At the same time, the drive for boardroom diversity that picked up after the murder of George Floyd is slowing. Out of 388 new directors added by firms in the S&P 500 last year, 36 per cent self-identified as Black, Hispanic or other ethnic minorities, down from 46 per cent the year before.

Even though the share of new directors from minorities has doubled since 2013, many companies are concerned the ruling will indirectly 

  • shrink the talent pool of graduates from diverse backgrounds; and
  • provide a basis of legal reasoning which can be applied in ideologically-driven cases against corporate D&I initiatives.

“The days of racial discrimination in hiring, especially through these [D&I] programmes, are numbered,” conservative activist Will Hild of Consumers Research, tells the FT. “I’d expect we’re going to see a pretty large wave of litigation.”
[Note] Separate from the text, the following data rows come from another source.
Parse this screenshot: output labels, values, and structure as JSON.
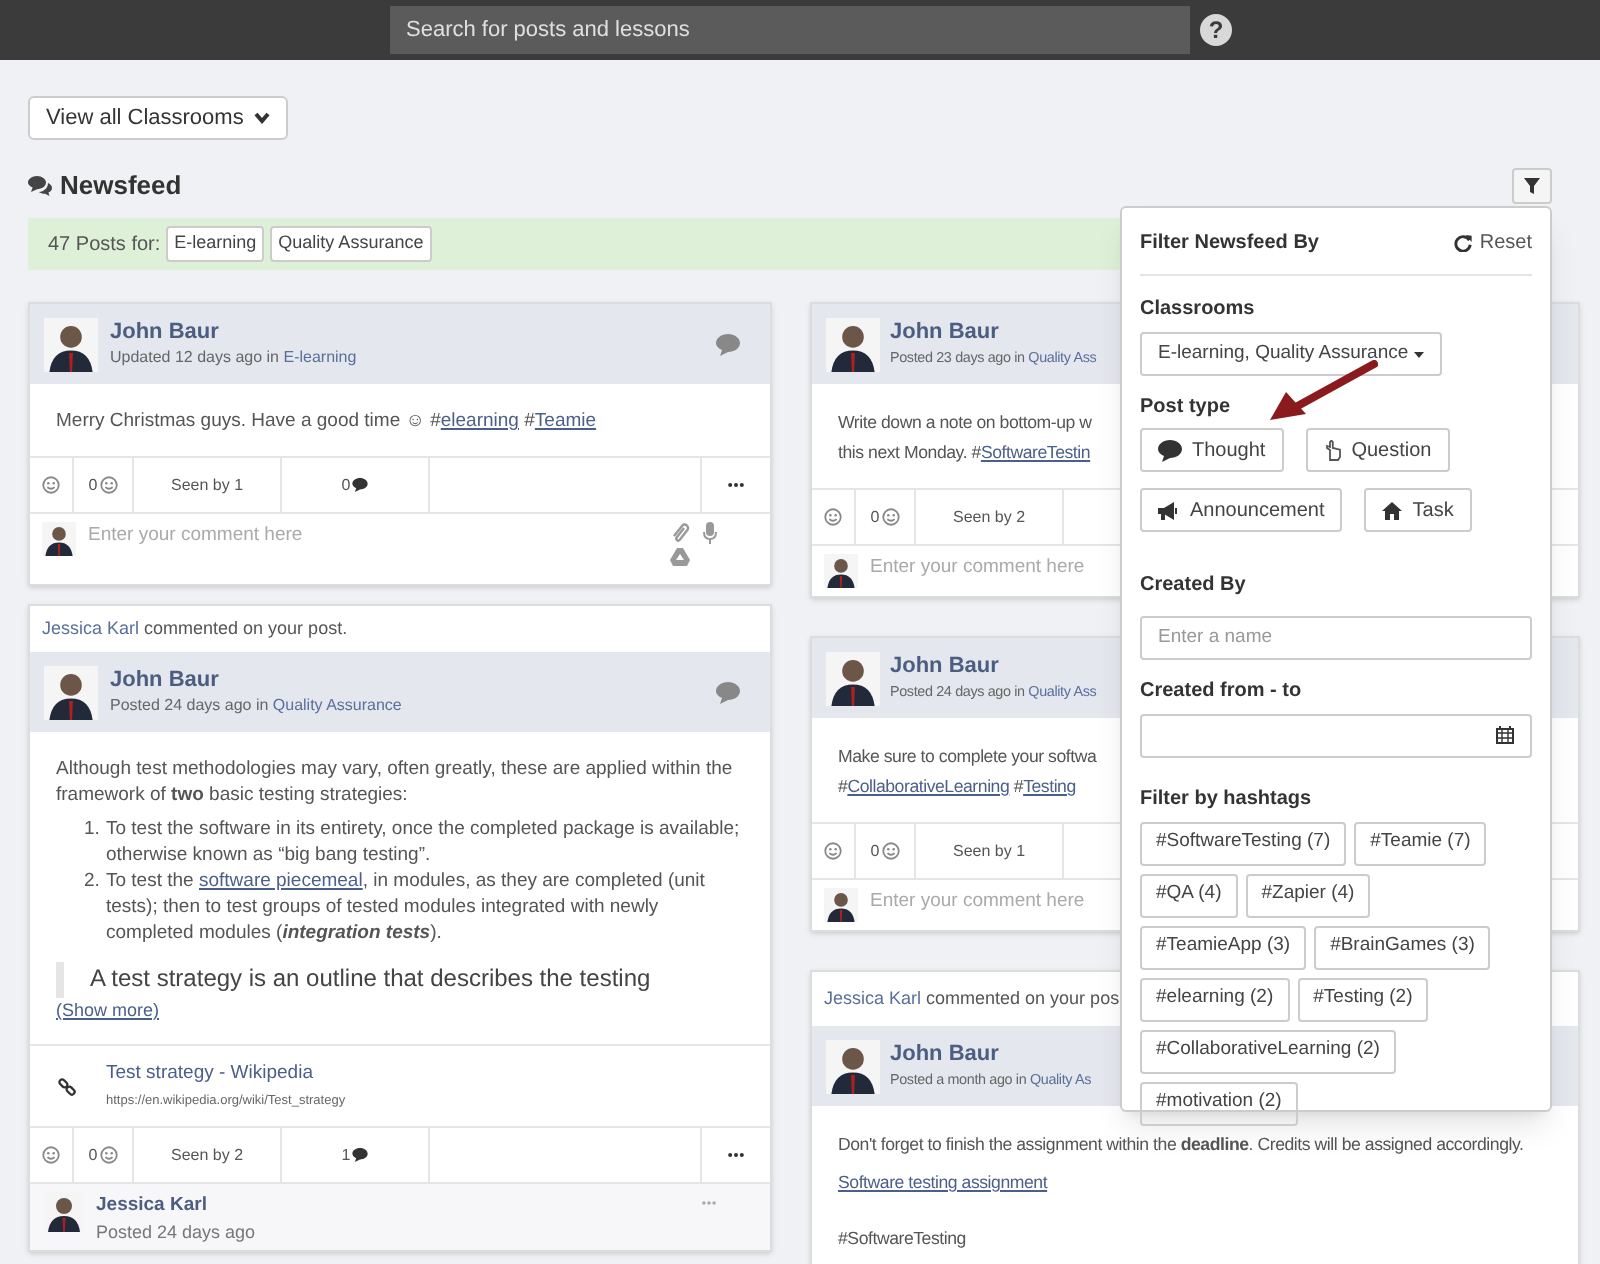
{
  "search": {
    "placeholder": "Search for posts and lessons"
  },
  "help": "?",
  "classroom_button": "View all Classrooms",
  "heading": "Newsfeed",
  "summary": {
    "label": "47 Posts for:",
    "tags": [
      "E-learning",
      "Quality Assurance"
    ]
  },
  "columns": [
    [
      {
        "author": "John Baur",
        "meta": "Updated 12 days ago in",
        "classroom": "E-learning",
        "comment_icon": true,
        "body": [
          {
            "kind": "paragraph",
            "lines": [
              [
                {
                  "text": "Merry Christmas guys. Have a good time ☺ #"
                },
                {
                  "text": "elearning",
                  "link": true
                },
                {
                  "text": " #"
                },
                {
                  "text": "Teamie",
                  "link": true
                }
              ]
            ]
          }
        ],
        "actions": {
          "likes": "0",
          "seen": "Seen by 1",
          "comments": "0"
        },
        "comment_box": {
          "placeholder": "Enter your comment here",
          "attachment_icons": true
        }
      },
      {
        "notice": {
          "actor": "Jessica Karl",
          "text": "commented on your post."
        },
        "author": "John Baur",
        "meta": "Posted 24 days ago in",
        "classroom": "Quality Assurance",
        "comment_icon": true,
        "body": [
          {
            "kind": "paragraph",
            "lines": [
              [
                {
                  "text": "Although test methodologies may vary, often greatly, these are applied within the framework of **two** basic testing strategies:"
                }
              ]
            ]
          },
          {
            "kind": "list",
            "items": [
              {
                "number": "1.",
                "parts": [
                  {
                    "text": "To test the software in its entirety, once the completed package is available; otherwise known as “big bang testing”."
                  }
                ]
              },
              {
                "number": "2.",
                "parts": [
                  {
                    "text": "To test the "
                  },
                  {
                    "text": "software piecemeal",
                    "link": true
                  },
                  {
                    "text": ", in modules, as they are completed (unit tests); then to test groups of tested modules integrated with newly completed modules ("
                  },
                  {
                    "kind": "emphasis",
                    "text": "integration tests"
                  },
                  {
                    "text": ")."
                  }
                ]
              }
            ]
          },
          {
            "kind": "quote",
            "text": "A test strategy is an outline that describes the testing"
          },
          {
            "kind": "show_more",
            "text": "(Show more)"
          }
        ],
        "link_preview": {
          "title": "Test strategy - Wikipedia",
          "url": "https://en.wikipedia.org/wiki/Test_strategy"
        },
        "actions": {
          "likes": "0",
          "seen": "Seen by 2",
          "comments": "1"
        },
        "comments": [
          {
            "author": "Jessica Karl",
            "meta": "Posted 24 days ago"
          }
        ]
      }
    ],
    [
      {
        "author": "John Baur",
        "meta": "Posted 23 days ago in",
        "classroom": "Quality Ass",
        "body": [
          {
            "kind": "paragraph",
            "lines": [
              [
                {
                  "text": "Write down a note on bottom-up w"
                }
              ],
              [
                {
                  "text": "this next Monday. #"
                },
                {
                  "text": "SoftwareTestin",
                  "link": true
                }
              ]
            ]
          }
        ],
        "actions": {
          "likes": "0",
          "seen": "Seen by 2"
        },
        "comment_box": {
          "placeholder": "Enter your comment here"
        }
      },
      {
        "author": "John Baur",
        "meta": "Posted 24 days ago in",
        "classroom": "Quality Ass",
        "body": [
          {
            "kind": "paragraph",
            "lines": [
              [
                {
                  "text": "Make sure to complete your softwa"
                }
              ],
              [
                {
                  "text": "#"
                },
                {
                  "text": "CollaborativeLearning",
                  "link": true
                },
                {
                  "text": " #"
                },
                {
                  "text": "Testing",
                  "link": true
                }
              ]
            ]
          }
        ],
        "actions": {
          "likes": "0",
          "seen": "Seen by 1"
        },
        "comment_box": {
          "placeholder": "Enter your comment here"
        }
      },
      {
        "notice": {
          "actor": "Jessica Karl",
          "text": "commented on your pos"
        },
        "author": "John Baur",
        "meta": "Posted a month ago in",
        "classroom": "Quality As",
        "body": [
          {
            "kind": "paragraph",
            "lines": [
              [
                {
                  "text": "Don't forget to finish the assignment within the **deadline**. Credits will be assigned accordingly."
                }
              ]
            ]
          },
          {
            "kind": "link",
            "text": "Software testing assignment"
          },
          {
            "kind": "paragraph",
            "lines": [
              [
                {
                  "text": "#SoftwareTesting"
                }
              ]
            ]
          }
        ]
      }
    ]
  ],
  "filter": {
    "title": "Filter Newsfeed By",
    "reset": "Reset",
    "classrooms_label": "Classrooms",
    "classrooms_value": "E-learning, Quality Assurance",
    "post_type_label": "Post type",
    "post_types": [
      {
        "kind": "thought",
        "label": "Thought"
      },
      {
        "kind": "question",
        "label": "Question"
      },
      {
        "kind": "announcement",
        "label": "Announcement"
      },
      {
        "kind": "task",
        "label": "Task"
      }
    ],
    "created_by_label": "Created By",
    "created_by_placeholder": "Enter a name",
    "date_label": "Created from - to",
    "hashtags_label": "Filter by hashtags",
    "hashtags": [
      "#SoftwareTesting (7)",
      "#Teamie (7)",
      "#QA (4)",
      "#Zapier (4)",
      "#TeamieApp (3)",
      "#BrainGames (3)",
      "#elearning (2)",
      "#Testing (2)",
      "#CollaborativeLearning (2)",
      "#motivation (2)"
    ]
  }
}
Since the ruling on 29 July…

  • 13 Republican state attorneys have sent a letter to large employers including Walmart and Microsoft warning them against race-based hiring and contracting.
  • Gannett, the newspaper company, was sued by a group of journalists alleging “reverse race discrimination”.
  • Amazon, Kelloggs and Activision Blizzard have been sued by the America First Legal Foundation, a group founded by ex-Trump officials, over their diversity programs.

Nordstrom, Unilever, Mars, BlackRock, AB InBev, Hershey, McDonalds and Starbucks have all faced similar claims in the last year.

The worry is that companies ditch diversity efforts altogether to avoid the legal risk. Janice Gassam Asare, author of Decentering Whiteness in the Workplace tells Bloomberg she’s seen some companies “completely gutting their DEI programs because they feel like they don’t know where to turn and they don’t want to cause any sort of controversy”.

D&I experts are often the first to go during periods of belt-tightening. Amazon, Twitter, and Nike all shed between 5 and 16 DEI professionals each between July and December last year, according to data collected by Revelio Labs.

Could the backlash spread? There is no affirmative action in the UK. Instead, under the Equality Act there is a lawful – but entirely voluntary – practice called “positive action”, which involves “removing barriers” for underrepresented groups.

But that doesn’t mean D&I initiatives in the UK are risk-free. An inquiry conducted by the Ministry of Defence into the RAF found an attempt to bring more women and people from ethnic minorities into the service had led to unlawful discrimination against white men. 

The business case. In a submission to the US Supreme Court, 60 companies including Apple and Starbucks reiterated their support for affirmative action policies, saying: “Now more than ever, companies must attract, retain, and elevate a racially diverse workforce to better serve a diverse marketplace of consumers.”

They’ve listened to ample evidence which shows diverse teams make smarter decisions and better investments. A survey from Edelman found that when employees see their employer make progress addressing racism, they are 39 per cent more likely to want to stay working there for many years. 

Conservative legal groups are finding ever more creative, long-shot ways to challenge “woke capitalism”. But many firms still feel the competitive edge offered by D&I is worth the risk.